Since shortly after Lehman Brothers filed for bankruptcy in September 2008, we have been hearing essentially the same story from dozens of UBS customers from coast to coast. These were conservative investors, many with a long history of investing in CDs, municipal bonds and the like. Their brokers came to them with a pitch for so-called “100% Principal Protection Notes.” This was a no-lose proposition, they said. The customers could potentially realize some modest upside during a rocky market, and the worst that could happen was that once the notes reached maturity, they would get just their principal back with no gain. Many customers were never even told that Lehman was the issuer of the notes, let alone that the notes were just a naked promise—an “unsecured obligation” of Lehman.
We all know what happened next. These deceptively named notes protected nothing, and investors’ entire principal went up in smoke when Lehman folded. Conservative investors whose brokerage firm had convinced them this investment was “guaranteed” were left holding the bag, while UBS pocketed tens of millions in underwriting fees on the $1 billion in Lehman notes it helped issue.
Here’s where things really get interesting. As the two-year anniversary of Lehman’s failure has come and gone, and as UBS’s arbitration losses keep piling up, we have come to learn that UBS customers weren’t the only ones being deceived. UBS executives consistently painted a rosy picture of Lehman, encouraging their financial advisors to continue selling these notes to their best customers and lulling them into holding the notes even when alarm bells began to ring in the spring and summer of 2008.
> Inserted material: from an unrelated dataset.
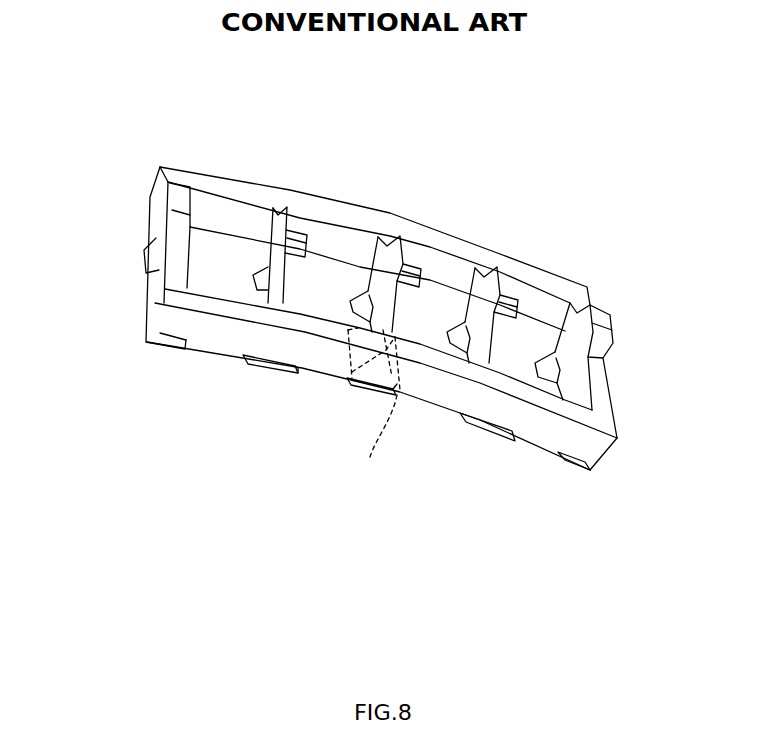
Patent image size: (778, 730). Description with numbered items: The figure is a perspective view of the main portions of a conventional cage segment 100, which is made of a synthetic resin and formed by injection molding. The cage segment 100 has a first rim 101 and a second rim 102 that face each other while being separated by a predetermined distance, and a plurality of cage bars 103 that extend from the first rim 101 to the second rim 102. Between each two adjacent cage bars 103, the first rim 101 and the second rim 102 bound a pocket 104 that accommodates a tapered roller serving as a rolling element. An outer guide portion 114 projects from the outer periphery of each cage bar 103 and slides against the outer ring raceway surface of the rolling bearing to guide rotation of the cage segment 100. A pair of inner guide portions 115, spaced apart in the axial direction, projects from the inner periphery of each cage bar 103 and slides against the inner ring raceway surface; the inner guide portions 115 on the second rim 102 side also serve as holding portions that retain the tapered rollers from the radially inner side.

Brokers have reported that senior management told them to take comfort in the ratings agencies’ “high marks” for Lehman and reassured them that their due diligence was thorough. Meanwhile, the higher-ups must have tracked the market’s true measure of default risk: Credit default swap spreads (in short, the price of insuring against a Lehman default). Even as Lehman’s spreads exploded, the executives apparently soft-pedaled the impact of this information, telling their brokers that UBS believed Lehman was on solid footing.
According to these disillusioned brokers, when they told their bosses that they were worried about Lehman in the wake of the Bear Stearns collapse, the execs reassured them that the firms were entirely different. In truth, they must have seen and worried about the parallels.
As UBS’s own investment bank was reducing its exposure to Lehman—a fact the world now knows from UBS press releases—UBS analysts issued research reports discouraging retail investors from selling out of their Lehman investments—even as late as September 2008!
Some brokers caught on to the executives’ game and got their customers out in time to avoid catastrophe. For most, they bit on their company’s pitch hook, line and sinker. They remained in the dark until it was too late.
These brokers are hopping mad at UBS, their books having been burned as a result of their own firm’s deceit. Along with their (often former) customers, they have joined the club no one wants to be a member of: Victims of UBS.